C'est aussi l'histoire d'Orito, jeune japonaise défigurée qui étudie la médecine.
Ils se croisent.
Jacob en tombe amoureux.
un comptoir commercial japonais en 1800
De là, l'auteur tisse sa toile, suivant alternativement Jacob et Orito. Pourtant, alors que tout est en place pour que cette connection se fasse, il semble vouloir nous signifier que certains mondes ne sont pas faits pour se rencontrer. Au final, ce livre se révèle être composer de deux romans distincts, qui se rejoignent parfois, se séparent, se retrouvent de nouveau mais dont on sent qu'il traitent de deux mondes qui ne peuvent que se côtoyer mais jamais se rejoindre. Situer cette histoire dans le Japon de la fin du XVIIIème siècle , encore isolé mais obligé d'ouvrir certains comptoirs commerciaux, n'est pas innocent. David Mitchell ne pouvait choisir un plus bel exemple de sociétés qui se toisent mais ne se rencontrent pas.
Trois livres très différents qui interrogent la connection entre les gens, sur l'influence qui peut résulter de faits anodins. Paradoxalement, c'est quand les personnages en font le plus pour que quelque chose arrive que cette chose semble inaccessible.
Trois livres que j'aime beaucoup pour des raisons différentes.



vendredi 4 décembre 2015

La Folie de Ziegfeld, perle oubliée des années 80




Je ressors de ma bédetéhèque ce un petit livre étrange et méconnu de la collection X (première époque de Futuropolis, sous l'ère d'Etienne Robial).
Contrairement à ce que le titre pourrait laisser penser, ce livre n'a rien à voir avec les Ziegfeld Follies, célébrissimes revues de music hall du début du XXème siècle.

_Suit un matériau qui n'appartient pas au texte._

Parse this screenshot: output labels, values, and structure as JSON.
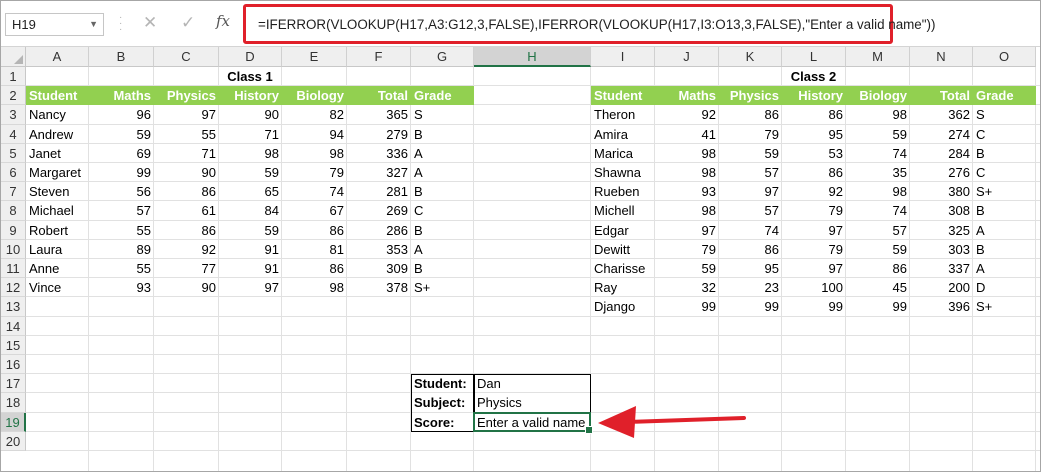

Il s'intéresse à Ziegfeld Horowitz , petit employé sans envergure. Nous ne savons pas grand chose de lui. Célibataire, on l'imagine gratte-papier discret et effacé dans un bureau sans âme. Sans ami, seul, il mène une vie sans relief. Sa seule passion consiste à scruter la vie de Lucie, qui habite en face de chez lui. Le matin, alors que tout-un-chacun ouvre ses tentures, Ziegfeld ferme les siennes. Elles sont percées de deux trous qui lui permettent d'observer Lucie en toute discrétion. Il profite de la douche de cette dernière pour prendre son petit déjeuner afin de ne pas envahir son intimité. Il prend le même bus qu'elle pour se rendre au travail. C'est à ce moment qu'il est le plus proche d'elle. Mais dès qu'elle est descendue, il reprend le bus dans le sens inverse pour rejoindre son travail.
La vie de Ziegfeld est rythmée par celle de Lucie.

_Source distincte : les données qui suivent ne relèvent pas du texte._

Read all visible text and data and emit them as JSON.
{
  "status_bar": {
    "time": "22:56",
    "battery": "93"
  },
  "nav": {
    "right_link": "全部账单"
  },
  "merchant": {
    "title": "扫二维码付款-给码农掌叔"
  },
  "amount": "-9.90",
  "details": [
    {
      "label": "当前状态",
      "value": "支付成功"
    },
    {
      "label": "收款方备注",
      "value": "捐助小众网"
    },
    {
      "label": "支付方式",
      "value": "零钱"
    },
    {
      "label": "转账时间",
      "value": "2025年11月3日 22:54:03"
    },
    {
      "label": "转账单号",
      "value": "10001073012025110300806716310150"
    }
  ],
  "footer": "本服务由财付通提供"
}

Mais un jour, elle se met à remplir des caisses.
Elle va déménager.
C'est un séisme pour Ziegfeld qui craint de la perdre.
Ce résumé pourrait laisser entendre que Ziegfeld est un harceleur voué au pire. au contraire, les auteurs ont voulu y voir une forme d'amour absolu, qui n'a plus besoin de l'autre. Ziegfeld se dissout dans cet amour sans même que Lucie puisse soupçonner son existence. Ziegfeld n'interfère jamais dans sa vie. Il la regarde. Il l'aime follement et secrètement. Il est comme un fantôme.
Ce livre n'a de malsain. Il est traversé d'un sentiment de nostalgie désespérée. Une histoire d'amour à sens unique  ne peut qu'être tragique. La folie de Ziegfeld n'a jamais cette ambiguité qu'avait Parle avec elle, qui débouchait sur un acte impardonnable. La pureté des sentiments de Ziegfeld n'est jamais prise en défaut. Quel qu'en soit le prix à payer.
C'est une folie douce.
C'est une folie triste.
C'est un joli livre, de ceux qui ne s'achève pas une fois refermé.
Une illustration de Gerard Goldman?
Jamais réédité, le livre est encore disponible sur Amazon, comme de nombreux titres de la collection X, laboratoire des éditions Futuropolis qui accueillit des signatures devenues prestigieuses comme celles de Gotting, Stanislas, Jeanne Puchol, Avril, Berbérian ou encore F'murr.
Quant aux auteurs, ils ont publié un autre livre dans cette même collection X (Hocus Pocus) et ils avaient déjà collaboré dans un recueil d'histoires noires, La dernière nuit, paru chez Glénat. Depuis, Olivier Beer, le scénariste, ne semble n'avoir plus rien publié alors que le nom de Gérard Goldman apparaît quelques fois pour des crédits d'illustrations, mais je ne suis pas sûr qu'il ne s'agisse pas d'un homonyme.